The Rockies drafted the 23-year-old Gray out of the University of Oklahoma third overall in the 2013 amateur draft. After being drafted, Gray pitched 13 dominant innings in Rookie ball, where he struck out over ten batters per nine innings. The Rockies then promoted him to High-A Modesto, and he was even better. Gray gave up three runs and ten hits in 24 innings while striking out 13.5 batters per nine. A mid-90s fastball and a wipeout slider powered those innings.
In 2014, Gray took some steps back in order to take steps forward. Gray’s development truly began in 2014, when the Rockies instructed him to stop throwing his slider as frequently and to develop a changeup. Gray’s line from Double-A Tulsa in 2014 saw his strikeout rate decline to 8.2 per nine innings. His walk rate also jumped to three per nine, whereas in 2013 it was 1.9 across two levels. So along with learning to throw the changeup and rely less on the slider, he also had to command it, and he has had some trouble doing so. The Rockies shut Gray down after 124 innings last season due to fatigue.
Gray began the 2015 season in Triple-A Albuquerque. It did not begin well. Over his first seven starts, Gray compiled a 7.75 ERA. Encouragingly, however, Gray maintained a K/9 of about eight even through the rough patch. In Gray’s 14 starts since, however, he allowed more than three runs just twice. In all, Gray has a 4.33 ERA over 114 1/3 innings pitched, and he’s struck out 8.7 batters per nine innings while walking 3.2.
There are things to keep an eye out for regarding Gray’s repertoire. The first is his fastball velocity and command. The fastball will sit mostly between 93-95 mph. Gray can dial it up to 97-98, but he loses command when he does so. We might see those either in high leverage situations or when a star—say Robinson Cano or Nelson Cruz—is up to bat. During spring training, Gray struck out Paul Goldschmidt on a 97 mph fastball. He was asked about it after the game and said he was "saving that one for him." The young pitcher has a competitive spirit along with a nice fastball.
Gray’s slider used to be described as "wipeout," and it wasn’t uncommon for it to get a plus-plus tag. More recent reports have had much less praise, and it wasn’t all due to him being instructed not to throw the pitch in 2014.
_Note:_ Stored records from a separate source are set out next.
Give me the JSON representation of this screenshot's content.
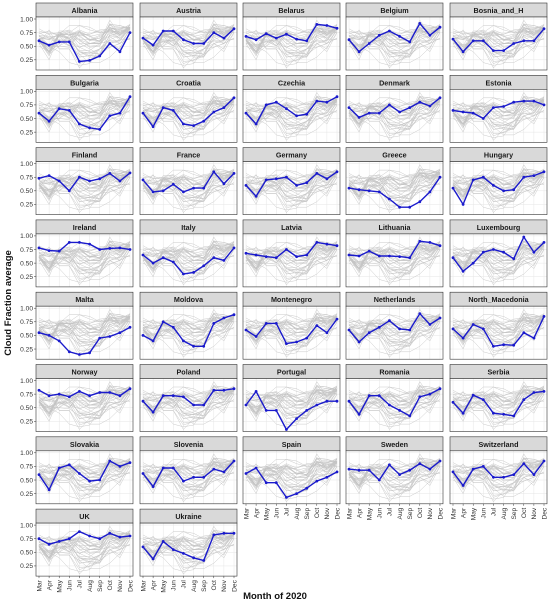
{
  "chart_data": {
    "type": "line",
    "xlabel": "Month of 2020",
    "ylabel": "Cloud Fraction average",
    "x": [
      "Mar",
      "Apr",
      "May",
      "Jun",
      "Jul",
      "Aug",
      "Sep",
      "Oct",
      "Nov",
      "Dec"
    ],
    "y_ticks": [
      "0.25",
      "0.50",
      "0.75",
      "1.00"
    ],
    "ylim": [
      0.1,
      1.0
    ],
    "grid": true,
    "colors": {
      "highlight": "#1a1acc",
      "background_lines": "#c4c4c4",
      "panel_bg": "#ffffff",
      "grid": "#e6e6e6",
      "strip_bg": "#d9d9d9",
      "border": "#333333"
    },
    "series": [
      {
        "name": "Albania",
        "values": [
          0.6,
          0.52,
          0.58,
          0.58,
          0.22,
          0.24,
          0.32,
          0.55,
          0.4,
          0.75
        ]
      },
      {
        "name": "Austria",
        "values": [
          0.65,
          0.52,
          0.78,
          0.78,
          0.62,
          0.55,
          0.55,
          0.75,
          0.65,
          0.82
        ]
      },
      {
        "name": "Belarus",
        "values": [
          0.68,
          0.62,
          0.73,
          0.65,
          0.72,
          0.63,
          0.6,
          0.9,
          0.88,
          0.83
        ]
      },
      {
        "name": "Belgium",
        "values": [
          0.62,
          0.4,
          0.55,
          0.7,
          0.78,
          0.68,
          0.58,
          0.92,
          0.7,
          0.85
        ]
      },
      {
        "name": "Bosnia_and_H",
        "values": [
          0.63,
          0.4,
          0.6,
          0.6,
          0.42,
          0.42,
          0.55,
          0.6,
          0.6,
          0.82
        ]
      },
      {
        "name": "Bulgaria",
        "values": [
          0.6,
          0.45,
          0.68,
          0.65,
          0.4,
          0.33,
          0.3,
          0.55,
          0.6,
          0.9
        ]
      },
      {
        "name": "Croatia",
        "values": [
          0.6,
          0.35,
          0.7,
          0.65,
          0.4,
          0.37,
          0.45,
          0.62,
          0.7,
          0.88
        ]
      },
      {
        "name": "Czechia",
        "values": [
          0.6,
          0.4,
          0.75,
          0.8,
          0.68,
          0.55,
          0.58,
          0.82,
          0.8,
          0.9
        ]
      },
      {
        "name": "Denmark",
        "values": [
          0.7,
          0.52,
          0.6,
          0.6,
          0.75,
          0.62,
          0.7,
          0.8,
          0.73,
          0.88
        ]
      },
      {
        "name": "Estonia",
        "values": [
          0.65,
          0.62,
          0.6,
          0.5,
          0.7,
          0.72,
          0.8,
          0.82,
          0.82,
          0.75
        ]
      },
      {
        "name": "Finland",
        "values": [
          0.73,
          0.78,
          0.68,
          0.5,
          0.75,
          0.68,
          0.72,
          0.82,
          0.68,
          0.83
        ]
      },
      {
        "name": "France",
        "values": [
          0.7,
          0.48,
          0.5,
          0.62,
          0.48,
          0.55,
          0.55,
          0.85,
          0.63,
          0.82
        ]
      },
      {
        "name": "Germany",
        "values": [
          0.6,
          0.4,
          0.7,
          0.72,
          0.75,
          0.6,
          0.65,
          0.82,
          0.72,
          0.85
        ]
      },
      {
        "name": "Greece",
        "values": [
          0.55,
          0.52,
          0.5,
          0.48,
          0.35,
          0.2,
          0.2,
          0.3,
          0.48,
          0.75
        ]
      },
      {
        "name": "Hungary",
        "values": [
          0.55,
          0.25,
          0.7,
          0.75,
          0.6,
          0.5,
          0.52,
          0.75,
          0.78,
          0.85
        ]
      },
      {
        "name": "Ireland",
        "values": [
          0.78,
          0.73,
          0.72,
          0.88,
          0.88,
          0.85,
          0.75,
          0.77,
          0.78,
          0.75
        ]
      },
      {
        "name": "Italy",
        "values": [
          0.65,
          0.5,
          0.6,
          0.52,
          0.3,
          0.33,
          0.45,
          0.6,
          0.55,
          0.78
        ]
      },
      {
        "name": "Latvia",
        "values": [
          0.68,
          0.65,
          0.62,
          0.6,
          0.75,
          0.62,
          0.65,
          0.88,
          0.85,
          0.82
        ]
      },
      {
        "name": "Lithuania",
        "values": [
          0.65,
          0.63,
          0.72,
          0.63,
          0.63,
          0.62,
          0.6,
          0.9,
          0.88,
          0.82
        ]
      },
      {
        "name": "Luxembourg",
        "values": [
          0.6,
          0.35,
          0.5,
          0.7,
          0.75,
          0.7,
          0.58,
          0.98,
          0.7,
          0.88
        ]
      },
      {
        "name": "Malta",
        "values": [
          0.55,
          0.5,
          0.4,
          0.2,
          0.15,
          0.18,
          0.45,
          0.48,
          0.55,
          0.65
        ]
      },
      {
        "name": "Moldova",
        "values": [
          0.5,
          0.4,
          0.75,
          0.65,
          0.4,
          0.3,
          0.3,
          0.72,
          0.82,
          0.88
        ]
      },
      {
        "name": "Montenegro",
        "values": [
          0.6,
          0.48,
          0.72,
          0.72,
          0.35,
          0.38,
          0.45,
          0.68,
          0.55,
          0.8
        ]
      },
      {
        "name": "Netherlands",
        "values": [
          0.6,
          0.38,
          0.55,
          0.65,
          0.77,
          0.62,
          0.6,
          0.9,
          0.7,
          0.82
        ]
      },
      {
        "name": "North_Macedonia",
        "values": [
          0.62,
          0.45,
          0.7,
          0.62,
          0.3,
          0.33,
          0.32,
          0.55,
          0.45,
          0.85
        ]
      },
      {
        "name": "Norway",
        "values": [
          0.82,
          0.72,
          0.75,
          0.7,
          0.8,
          0.72,
          0.78,
          0.78,
          0.72,
          0.85
        ]
      },
      {
        "name": "Poland",
        "values": [
          0.62,
          0.42,
          0.72,
          0.72,
          0.7,
          0.55,
          0.55,
          0.82,
          0.82,
          0.85
        ]
      },
      {
        "name": "Portugal",
        "values": [
          0.55,
          0.8,
          0.45,
          0.45,
          0.1,
          0.3,
          0.45,
          0.55,
          0.62,
          0.62
        ]
      },
      {
        "name": "Romania",
        "values": [
          0.62,
          0.38,
          0.72,
          0.72,
          0.55,
          0.45,
          0.35,
          0.7,
          0.75,
          0.85
        ]
      },
      {
        "name": "Serbia",
        "values": [
          0.6,
          0.4,
          0.73,
          0.65,
          0.4,
          0.38,
          0.35,
          0.65,
          0.78,
          0.8
        ]
      },
      {
        "name": "Slovakia",
        "values": [
          0.6,
          0.32,
          0.72,
          0.78,
          0.62,
          0.48,
          0.5,
          0.85,
          0.75,
          0.82
        ]
      },
      {
        "name": "Slovenia",
        "values": [
          0.62,
          0.38,
          0.72,
          0.72,
          0.48,
          0.55,
          0.55,
          0.7,
          0.65,
          0.85
        ]
      },
      {
        "name": "Spain",
        "values": [
          0.62,
          0.72,
          0.45,
          0.45,
          0.18,
          0.25,
          0.35,
          0.48,
          0.55,
          0.65
        ]
      },
      {
        "name": "Sweden",
        "values": [
          0.7,
          0.68,
          0.68,
          0.5,
          0.78,
          0.6,
          0.68,
          0.8,
          0.7,
          0.85
        ]
      },
      {
        "name": "Switzerland",
        "values": [
          0.65,
          0.4,
          0.7,
          0.75,
          0.55,
          0.55,
          0.6,
          0.8,
          0.6,
          0.85
        ]
      },
      {
        "name": "UK",
        "values": [
          0.75,
          0.65,
          0.7,
          0.75,
          0.88,
          0.8,
          0.75,
          0.85,
          0.78,
          0.8
        ]
      },
      {
        "name": "Ukraine",
        "values": [
          0.6,
          0.38,
          0.7,
          0.55,
          0.48,
          0.4,
          0.35,
          0.82,
          0.85,
          0.85
        ]
      }
    ]
  }
}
The success of Gray’s changeup relies on his command of it. The very small sample of 37 pitches on Brooks Baseball captured his changeup at 83 mph, which is a nice separation of velocity. Ideally, the pitch will be able to get swings and misses, but scouting reports indicate that a fair amount of contact is made against the pitch. The Rockies have emphasized inducing weak contact for their pitchers, so that might be intentional. The versatility of the pitch is something to look out for.
When his secondary stuff is at its best, it will look something like the following two visual depictions, which show Gray getting Wils Nieves and Myers to swing and miss during a spring training game from early March.
fine. mongrels. here's your precious "normal" view. https://t.co/Dzv5QXmUuZ— Craig Goldstein (@cdgoldstein) March 8, 2015
hoping to become a vine star on the back of Jon Gray breaking balls https://t.co/GoUiKFCSAZ— Craig Goldstein (@cdgoldstein) March 8, 2015
Prior to the season, ZiPS projected Gray to have a 4.47 ERA and a 4.52 FIP against major league competition, both of which adjust to slightly below league average figures. It also pegged him to have an 18 percent strikeout rate. These are unexciting numbers that might be expected from a rookie starting pitcher. But Gray is entering the Colorado Rockies rotation, and those numbers translate to him being at least the second best pitcher on the staff, if not the best. Unless Gray is a disaster, the remainder of his 2015 pitches will be for the Colorado Rockies.